ドラマ『100万回 言えばよかった』に主演
亡くなった恋人と再会する切ないファンタジーラブストーリー『100万回 言えばよかった』で主演を務めた。
映画『サンセット・サンライズ』に出演
2025年1月公開の映画『サンセット・サンライズ』に、菅田将暉演じる主人公と関わる関野百香役で出演し、活動を続けた。

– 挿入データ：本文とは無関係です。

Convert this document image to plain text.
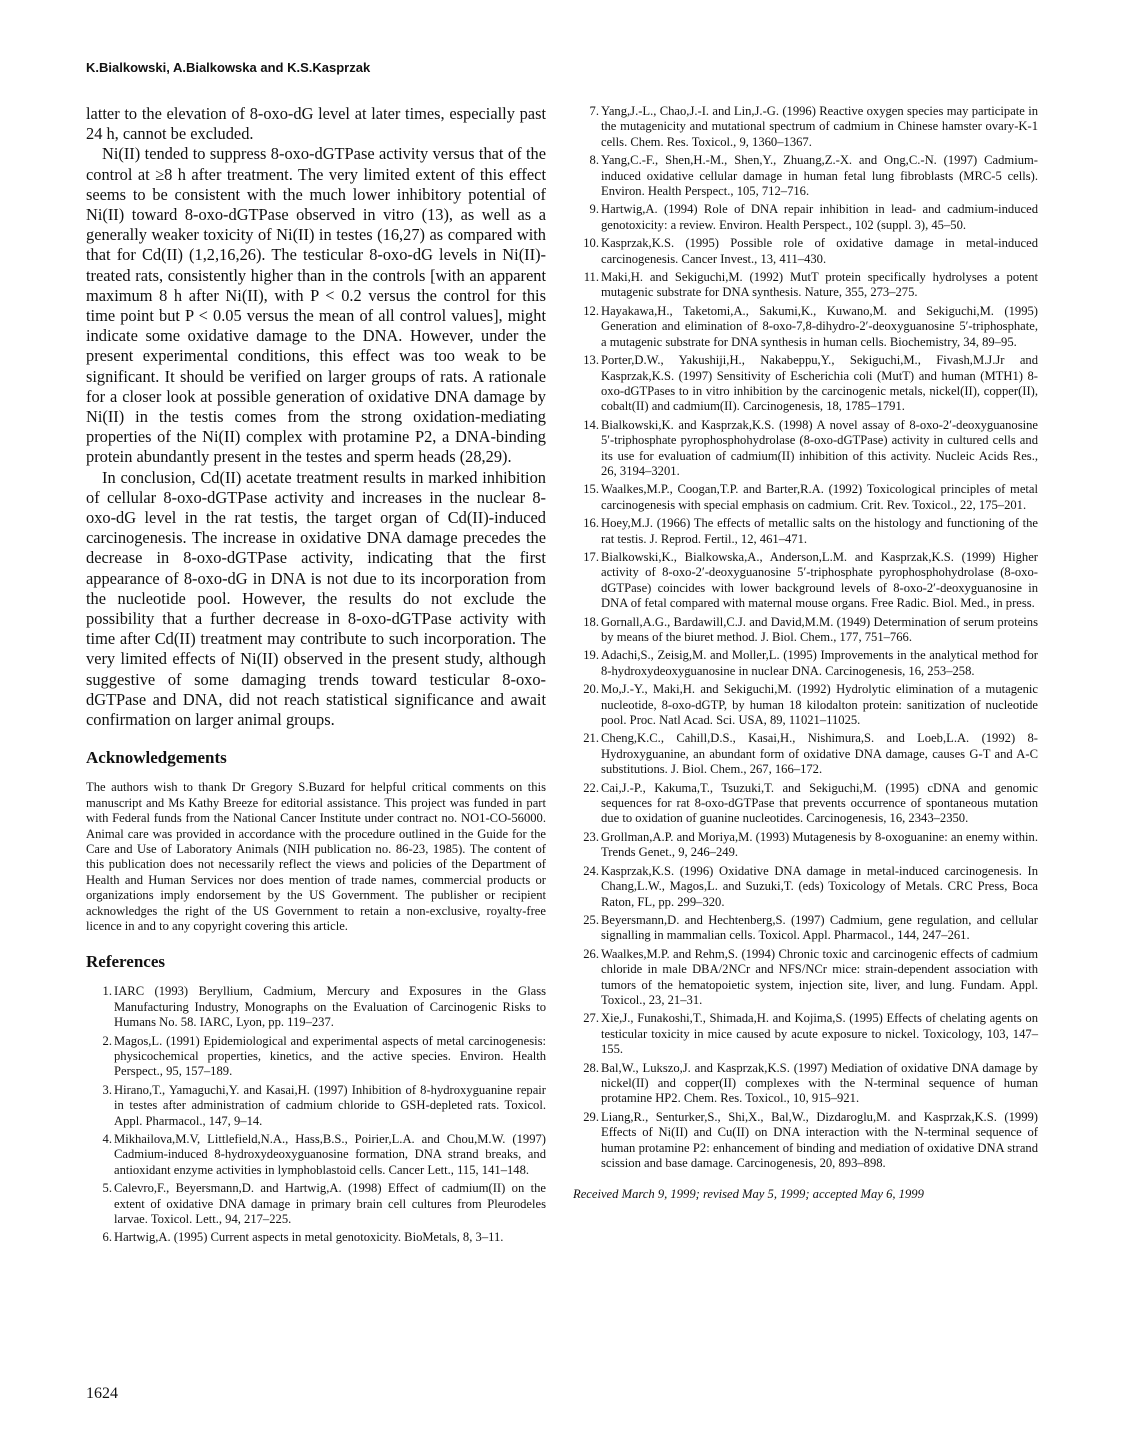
K.Bialkowski, A.Bialkowska and K.S.Kasprzak

latter to the elevation of 8-oxo-dG level at later times, especially past 24 h, cannot be excluded.

Ni(II) tended to suppress 8-oxo-dGTPase activity versus that of the control at ≥8 h after treatment. The very limited extent of this effect seems to be consistent with the much lower inhibitory potential of Ni(II) toward 8-oxo-dGTPase observed in vitro (13), as well as a generally weaker toxicity of Ni(II) in testes (16,27) as compared with that for Cd(II) (1,2,16,26). The testicular 8-oxo-dG levels in Ni(II)-treated rats, consistently higher than in the controls [with an apparent maximum 8 h after Ni(II), with P < 0.2 versus the control for this time point but P < 0.05 versus the mean of all control values], might indicate some oxidative damage to the DNA. However, under the present experimental conditions, this effect was too weak to be significant. It should be verified on larger groups of rats. A rationale for a closer look at possible generation of oxidative DNA damage by Ni(II) in the testis comes from the strong oxidation-mediating properties of the Ni(II) complex with protamine P2, a DNA-binding protein abundantly present in the testes and sperm heads (28,29).

In conclusion, Cd(II) acetate treatment results in marked inhibition of cellular 8-oxo-dGTPase activity and increases in the nuclear 8-oxo-dG level in the rat testis, the target organ of Cd(II)-induced carcinogenesis. The increase in oxidative DNA damage precedes the decrease in 8-oxo-dGTPase activity, indicating that the first appearance of 8-oxo-dG in DNA is not due to its incorporation from the nucleotide pool. However, the results do not exclude the possibility that a further decrease in 8-oxo-dGTPase activity with time after Cd(II) treatment may contribute to such incorporation. The very limited effects of Ni(II) observed in the present study, although suggestive of some damaging trends toward testicular 8-oxo-dGTPase and DNA, did not reach statistical significance and await confirmation on larger animal groups.

Acknowledgements

The authors wish to thank Dr Gregory S.Buzard for helpful critical comments on this manuscript and Ms Kathy Breeze for editorial assistance. This project was funded in part with Federal funds from the National Cancer Institute under contract no. NO1-CO-56000. Animal care was provided in accordance with the procedure outlined in the Guide for the Care and Use of Laboratory Animals (NIH publication no. 86-23, 1985). The content of this publication does not necessarily reflect the views and policies of the Department of Health and Human Services nor does mention of trade names, commercial products or organizations imply endorsement by the US Government. The publisher or recipient acknowledges the right of the US Government to retain a non-exclusive, royalty-free licence in and to any copyright covering this article.

References
1. IARC (1993) Beryllium, Cadmium, Mercury and Exposures in the Glass Manufacturing Industry, Monographs on the Evaluation of Carcinogenic Risks to Humans No. 58. IARC, Lyon, pp. 119–237.
2. Magos,L. (1991) Epidemiological and experimental aspects of metal carcinogenesis: physicochemical properties, kinetics, and the active species. Environ. Health Perspect., 95, 157–189.
3. Hirano,T., Yamaguchi,Y. and Kasai,H. (1997) Inhibition of 8-hydroxyguanine repair in testes after administration of cadmium chloride to GSH-depleted rats. Toxicol. Appl. Pharmacol., 147, 9–14.
4. Mikhailova,M.V, Littlefield,N.A., Hass,B.S., Poirier,L.A. and Chou,M.W. (1997) Cadmium-induced 8-hydroxydeoxyguanosine formation, DNA strand breaks, and antioxidant enzyme activities in lymphoblastoid cells. Cancer Lett., 115, 141–148.
5. Calevro,F., Beyersmann,D. and Hartwig,A. (1998) Effect of cadmium(II) on the extent of oxidative DNA damage in primary brain cell cultures from Pleurodeles larvae. Toxicol. Lett., 94, 217–225.
6. Hartwig,A. (1995) Current aspects in metal genotoxicity. BioMetals, 8, 3–11.
7. Yang,J.-L., Chao,J.-I. and Lin,J.-G. (1996) Reactive oxygen species may participate in the mutagenicity and mutational spectrum of cadmium in Chinese hamster ovary-K-1 cells. Chem. Res. Toxicol., 9, 1360–1367.
8. Yang,C.-F., Shen,H.-M., Shen,Y., Zhuang,Z.-X. and Ong,C.-N. (1997) Cadmium-induced oxidative cellular damage in human fetal lung fibroblasts (MRC-5 cells). Environ. Health Perspect., 105, 712–716.
9. Hartwig,A. (1994) Role of DNA repair inhibition in lead- and cadmium-induced genotoxicity: a review. Environ. Health Perspect., 102 (suppl. 3), 45–50.
10. Kasprzak,K.S. (1995) Possible role of oxidative damage in metal-induced carcinogenesis. Cancer Invest., 13, 411–430.
11. Maki,H. and Sekiguchi,M. (1992) MutT protein specifically hydrolyses a potent mutagenic substrate for DNA synthesis. Nature, 355, 273–275.
12. Hayakawa,H., Taketomi,A., Sakumi,K., Kuwano,M. and Sekiguchi,M. (1995) Generation and elimination of 8-oxo-7,8-dihydro-2′-deoxyguanosine 5′-triphosphate, a mutagenic substrate for DNA synthesis in human cells. Biochemistry, 34, 89–95.
13. Porter,D.W., Yakushiji,H., Nakabeppu,Y., Sekiguchi,M., Fivash,M.J.Jr and Kasprzak,K.S. (1997) Sensitivity of Escherichia coli (MutT) and human (MTH1) 8-oxo-dGTPases to in vitro inhibition by the carcinogenic metals, nickel(II), copper(II), cobalt(II) and cadmium(II). Carcinogenesis, 18, 1785–1791.
14. Bialkowski,K. and Kasprzak,K.S. (1998) A novel assay of 8-oxo-2′-deoxyguanosine 5′-triphosphate pyrophosphohydrolase (8-oxo-dGTPase) activity in cultured cells and its use for evaluation of cadmium(II) inhibition of this activity. Nucleic Acids Res., 26, 3194–3201.
15. Waalkes,M.P., Coogan,T.P. and Barter,R.A. (1992) Toxicological principles of metal carcinogenesis with special emphasis on cadmium. Crit. Rev. Toxicol., 22, 175–201.
16. Hoey,M.J. (1966) The effects of metallic salts on the histology and functioning of the rat testis. J. Reprod. Fertil., 12, 461–471.
17. Bialkowski,K., Bialkowska,A., Anderson,L.M. and Kasprzak,K.S. (1999) Higher activity of 8-oxo-2′-deoxyguanosine 5′-triphosphate pyrophosphohydrolase (8-oxo-dGTPase) coincides with lower background levels of 8-oxo-2′-deoxyguanosine in DNA of fetal compared with maternal mouse organs. Free Radic. Biol. Med., in press.
18. Gornall,A.G., Bardawill,C.J. and David,M.M. (1949) Determination of serum proteins by means of the biuret method. J. Biol. Chem., 177, 751–766.
19. Adachi,S., Zeisig,M. and Moller,L. (1995) Improvements in the analytical method for 8-hydroxydeoxyguanosine in nuclear DNA. Carcinogenesis, 16, 253–258.
20. Mo,J.-Y., Maki,H. and Sekiguchi,M. (1992) Hydrolytic elimination of a mutagenic nucleotide, 8-oxo-dGTP, by human 18 kilodalton protein: sanitization of nucleotide pool. Proc. Natl Acad. Sci. USA, 89, 11021–11025.
21. Cheng,K.C., Cahill,D.S., Kasai,H., Nishimura,S. and Loeb,L.A. (1992) 8-Hydroxyguanine, an abundant form of oxidative DNA damage, causes G-T and A-C substitutions. J. Biol. Chem., 267, 166–172.
22. Cai,J.-P., Kakuma,T., Tsuzuki,T. and Sekiguchi,M. (1995) cDNA and genomic sequences for rat 8-oxo-dGTPase that prevents occurrence of spontaneous mutation due to oxidation of guanine nucleotides. Carcinogenesis, 16, 2343–2350.
23. Grollman,A.P. and Moriya,M. (1993) Mutagenesis by 8-oxoguanine: an enemy within. Trends Genet., 9, 246–249.
24. Kasprzak,K.S. (1996) Oxidative DNA damage in metal-induced carcinogenesis. In Chang,L.W., Magos,L. and Suzuki,T. (eds) Toxicology of Metals. CRC Press, Boca Raton, FL, pp. 299–320.
25. Beyersmann,D. and Hechtenberg,S. (1997) Cadmium, gene regulation, and cellular signalling in mammalian cells. Toxicol. Appl. Pharmacol., 144, 247–261.
26. Waalkes,M.P. and Rehm,S. (1994) Chronic toxic and carcinogenic effects of cadmium chloride in male DBA/2NCr and NFS/NCr mice: strain-dependent association with tumors of the hematopoietic system, injection site, liver, and lung. Fundam. Appl. Toxicol., 23, 21–31.
27. Xie,J., Funakoshi,T., Shimada,H. and Kojima,S. (1995) Effects of chelating agents on testicular toxicity in mice caused by acute exposure to nickel. Toxicology, 103, 147–155.
28. Bal,W., Lukszo,J. and Kasprzak,K.S. (1997) Mediation of oxidative DNA damage by nickel(II) and copper(II) complexes with the N-terminal sequence of human protamine HP2. Chem. Res. Toxicol., 10, 915–921.
29. Liang,R., Senturker,S., Shi,X., Bal,W., Dizdaroglu,M. and Kasprzak,K.S. (1999) Effects of Ni(II) and Cu(II) on DNA interaction with the N-terminal sequence of human protamine P2: enhancement of binding and mediation of oxidative DNA strand scission and base damage. Carcinogenesis, 20, 893–898.
Received March 9, 1999; revised May 5, 1999; accepted May 6, 1999
1624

ドラマ『再会~Silent Truth~』にヒロイン出演
2026年1月から放送されたテレビ朝日系ドラマ『再会~Silent Truth~』にヒロインとして出演。テレビ朝日のドラマ出演は、2010年放送の単発スペシャルドラマ『樅ノ木は残った』以来約16年ぶりとなった。
作品を選びながら歩む女優
2026年も映画・ドラマに出演しながら、私生活を多く語らず作品で表現を積み重ねている。子役から長く第一線で活動を続ける女優である。